Even a glass bottle tossed onto grass can reflect sunlight and ignite in the same way that a magnifying glass does.

Waikato is seeing an increase in scrub fires despite a prohibited fire season, principal rural fire officer for the Waikato district, Paul Shaw, said.

‘‘Conditions are just getting extremely dry, so we’re nervous,’’ Shaw said. ‘‘The potential for it to get really really bad is quite high.’’

Shaw helped manage aircraft operations for the first week of battling the Nelson fire in February, which saw thousands of people evacuated from their homes.

‘‘It wasn’t nice seeing what was going on down there,’’ Shaw said. ‘‘And just looking up here at our country ... it’s just really dry right throughout our region.’’

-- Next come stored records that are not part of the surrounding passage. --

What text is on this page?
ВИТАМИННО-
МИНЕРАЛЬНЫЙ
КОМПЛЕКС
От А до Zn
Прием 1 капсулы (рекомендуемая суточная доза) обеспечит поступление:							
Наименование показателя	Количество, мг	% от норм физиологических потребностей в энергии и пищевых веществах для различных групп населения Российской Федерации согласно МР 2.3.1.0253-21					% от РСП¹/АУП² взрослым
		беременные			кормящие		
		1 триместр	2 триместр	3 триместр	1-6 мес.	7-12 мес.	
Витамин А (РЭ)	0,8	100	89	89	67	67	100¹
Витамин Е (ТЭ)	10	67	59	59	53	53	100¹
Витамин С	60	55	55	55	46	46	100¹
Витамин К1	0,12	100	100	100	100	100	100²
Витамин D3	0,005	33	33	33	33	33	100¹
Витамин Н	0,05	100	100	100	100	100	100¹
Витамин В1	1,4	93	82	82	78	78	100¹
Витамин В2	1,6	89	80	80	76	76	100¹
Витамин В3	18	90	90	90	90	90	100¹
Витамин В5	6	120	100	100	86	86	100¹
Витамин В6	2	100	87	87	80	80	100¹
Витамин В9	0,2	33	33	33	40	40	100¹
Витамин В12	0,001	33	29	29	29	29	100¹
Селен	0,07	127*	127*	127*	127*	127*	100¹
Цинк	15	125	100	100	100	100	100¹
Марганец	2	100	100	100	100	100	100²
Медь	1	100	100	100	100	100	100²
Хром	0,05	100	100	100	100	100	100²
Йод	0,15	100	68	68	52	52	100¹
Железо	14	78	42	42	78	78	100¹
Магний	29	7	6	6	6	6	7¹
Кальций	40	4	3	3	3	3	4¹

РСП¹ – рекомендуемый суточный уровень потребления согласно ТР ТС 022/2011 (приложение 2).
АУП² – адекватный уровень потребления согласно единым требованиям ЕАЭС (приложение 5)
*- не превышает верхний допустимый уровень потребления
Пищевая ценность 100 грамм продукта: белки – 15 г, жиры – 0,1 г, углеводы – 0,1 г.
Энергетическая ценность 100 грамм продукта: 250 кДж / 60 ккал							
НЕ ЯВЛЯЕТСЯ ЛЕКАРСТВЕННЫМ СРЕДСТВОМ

Over summer, Waikato, Bay of Plenty and Coromandel saw the highest temperatur­es around the country in what was the third warmest New Zealand summer on record.

Hamilton and Tauranga went 36 days without rain, both experienci­ng the third longest dry spell on record.

Meanwhile, Nelson went 40 days without rain. It means every grass or bush fire poses a massive risk, Shaw said.

On Monday, a head-on collision in Otorohanga ¯ sparked a 200 by 100 metre blaze which quickly began to travel uphill. Taking no chances, a helicopter was called to keep it from spreading through the tinder-dry landscape.

‘‘If a fire starts at the bottom of a hill there and roars up through a bush, the potential is that it’s going to burn down lots and lots of homes. Those rural urban interface areas are quite at risk.’’

Still, too many people are lighting seemingly innocuous fires, such as rubbish fires.

But even authorised fires, such as ha¯ ngi fires or charcoal barbecues, pose a risk and anyone having a barbecue or similar should keep a garden hose nearby, Shaw said.

A prohibited fire season came into in effect in urban and rural areas on February 22.